A trial run of drone delivery on June 8 was conducted by the Ministry of Trade, Industry and Energy and the Electronics and Telecommunications Research Institute. The photo shows a drone used in the test that was conducted at GS Caltex's Musucheon Stream gas station on Jeju Island. (GS Caltex)

Autonomous drones in the near future are likely to deliver lunch sets, parcels or newspapers from convenience stores to consumers.

The trial operation of a drone-based delivery on June 8 was conducted at the Musucheon Stream gas station of GS Caltex on Jeju Island. Designed to demonstrate the mobility and logistic distribution of the high-tech service, the test was jointly carried out by the Ministry of Trade, Industry and Energy and the Electronics and Telecommunications Research Institute.

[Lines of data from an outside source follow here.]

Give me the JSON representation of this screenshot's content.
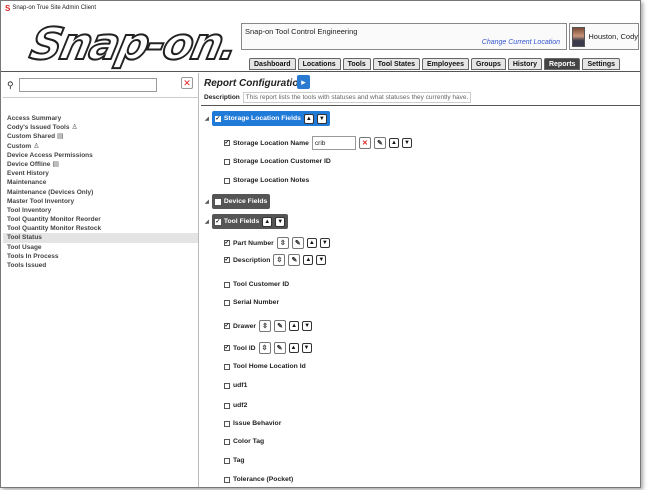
{
  "window": {
    "title": "Snap-on True Site Admin Client"
  },
  "brand": {
    "logo_text": "Snap-on."
  },
  "location": {
    "name": "Snap-on Tool Control Engineering",
    "change_link": "Change Current Location"
  },
  "user": {
    "name": "Houston, Cody"
  },
  "tabs": [
    "Dashboard",
    "Locations",
    "Tools",
    "Tool States",
    "Employees",
    "Groups",
    "History",
    "Reports",
    "Settings"
  ],
  "active_tab": "Reports",
  "search": {
    "placeholder": "",
    "value": ""
  },
  "reports": [
    {
      "label": "Access Summary",
      "icon": ""
    },
    {
      "label": "Cody's Issued Tools",
      "icon": "person-icon"
    },
    {
      "label": "Custom Shared",
      "icon": "shared-icon"
    },
    {
      "label": "Custom",
      "icon": "person-icon"
    },
    {
      "label": "Device Access Permissions",
      "icon": ""
    },
    {
      "label": "Device Offline",
      "icon": "shared-icon"
    },
    {
      "label": "Event History",
      "icon": ""
    },
    {
      "label": "Maintenance",
      "icon": ""
    },
    {
      "label": "Maintenance (Devices Only)",
      "icon": ""
    },
    {
      "label": "Master Tool Inventory",
      "icon": ""
    },
    {
      "label": "Tool Inventory",
      "icon": ""
    },
    {
      "label": "Tool Quantity Monitor Reorder",
      "icon": ""
    },
    {
      "label": "Tool Quantity Monitor Restock",
      "icon": ""
    },
    {
      "label": "Tool Status",
      "icon": "",
      "selected": true
    },
    {
      "label": "Tool Usage",
      "icon": ""
    },
    {
      "label": "Tools In Process",
      "icon": ""
    },
    {
      "label": "Tools Issued",
      "icon": ""
    }
  ],
  "config": {
    "title": "Report Configuration",
    "desc_label": "Description",
    "desc_value": "This report lists the tools with statuses and what statuses they currently have."
  },
  "storage_group": {
    "label": "Storage Location Fields",
    "checked": true
  },
  "storage_fields": [
    {
      "label": "Storage Location Name",
      "checked": true,
      "filter_value": "crib"
    },
    {
      "label": "Storage Location Customer ID",
      "checked": false
    },
    {
      "label": "Storage Location Notes",
      "checked": false
    }
  ],
  "device_group": {
    "label": "Device Fields",
    "checked": false
  },
  "tool_group": {
    "label": "Tool Fields",
    "checked": true
  },
  "tool_fields": [
    {
      "label": "Part Number",
      "checked": true
    },
    {
      "label": "Description",
      "checked": true
    },
    {
      "label": "Tool Customer ID",
      "checked": false
    },
    {
      "label": "Serial Number",
      "checked": false
    },
    {
      "label": "Drawer",
      "checked": true
    },
    {
      "label": "Tool ID",
      "checked": true
    },
    {
      "label": "Tool Home Location Id",
      "checked": false
    },
    {
      "label": "udf1",
      "checked": false
    },
    {
      "label": "udf2",
      "checked": false
    },
    {
      "label": "Issue Behavior",
      "checked": false
    },
    {
      "label": "Color Tag",
      "checked": false
    },
    {
      "label": "Tag",
      "checked": false
    },
    {
      "label": "Tolerance (Pocket)",
      "checked": false
    }
  ],
  "glyphs": {
    "up": "▲",
    "down": "▼",
    "sort": "⇳",
    "edit": "✎",
    "clear": "✕"
  }
}
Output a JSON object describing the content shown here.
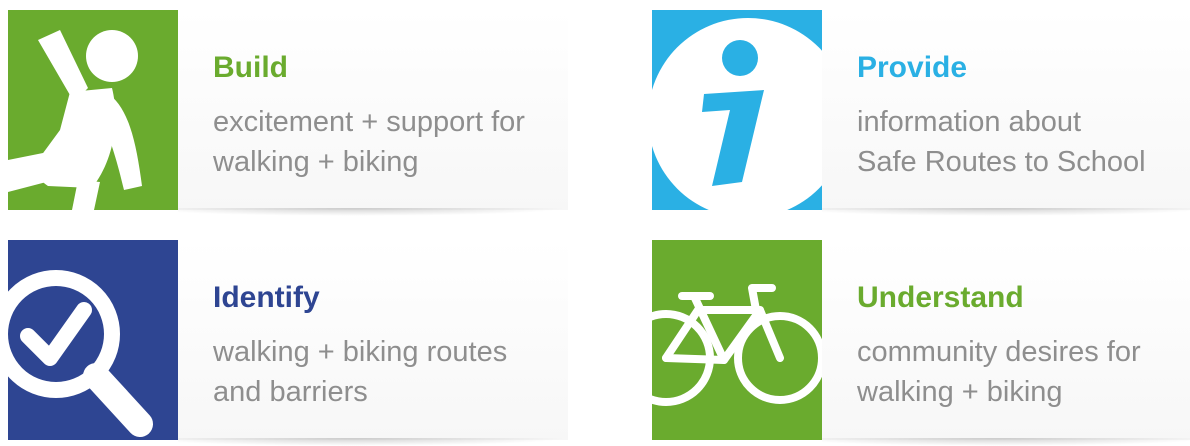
{
  "colors": {
    "green": "#6aab2e",
    "cyan": "#2ab0e4",
    "navy": "#2e4592",
    "body_text": "#8e8e8e"
  },
  "cards": [
    {
      "title": "Build",
      "line1": "excitement + support for",
      "line2": "walking + biking",
      "icon": "child-running-icon",
      "color": "#6aab2e"
    },
    {
      "title": "Provide",
      "line1": "information about",
      "line2": "Safe Routes to School",
      "icon": "info-icon",
      "color": "#2ab0e4"
    },
    {
      "title": "Identify",
      "line1": "walking + biking routes",
      "line2": "and barriers",
      "icon": "magnifier-check-icon",
      "color": "#2e4592"
    },
    {
      "title": "Understand",
      "line1": "community desires for",
      "line2": "walking + biking",
      "icon": "bicycle-icon",
      "color": "#6aab2e"
    }
  ]
}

In the test, a user ordered food using the smartphone app of a GS convenience store. The food was then loaded on drones at their delivery base, a gas station. Each drone then delivered to the designated places -- a pension located 1.3 km away and a school just under a kilometer away -- and took just five minutes to complete delivery and return to base.

The ministry plans to inject KRW 35.2 billion into the project by 2022 to build and demonstrate a drone-based logistics service platform.

The latest demonstration aimed to show how autonomous drones developed for this project could deliver food to customers from a convenience store.

Both of the drones used in the test service – the ND-820 from Neon Tech and the XD-I6D of X Drone -- can take off and land automatically. The former can carry up to 25 kg and the latter 22 kg.

On the same day, GS Caltex and GS Retail announced their foray into the drone-based service sector for the first time in Korea, announcing their vision of using gas stations nationwide to form a logistics hub for drone delivery and future mobility.

With demand for drone-based logistical service predicted to rise in the era of non-contact service, the ministry will develop hydrogen-powered drones able to carry heavier items to farther regions and review using a gas station network as a hub for recharging electric- and hydrogen-powered drones.

The ministry said it expects drone-based delivery service can be helpful in remote areas like mountains or islands, especially for senior citizens and residents of less accessible areas, for quick delivery of essential and safety items.

The ministry said it will expand the sectors for drone delivery service and the types of service areas to both suburban and urban regions in phases.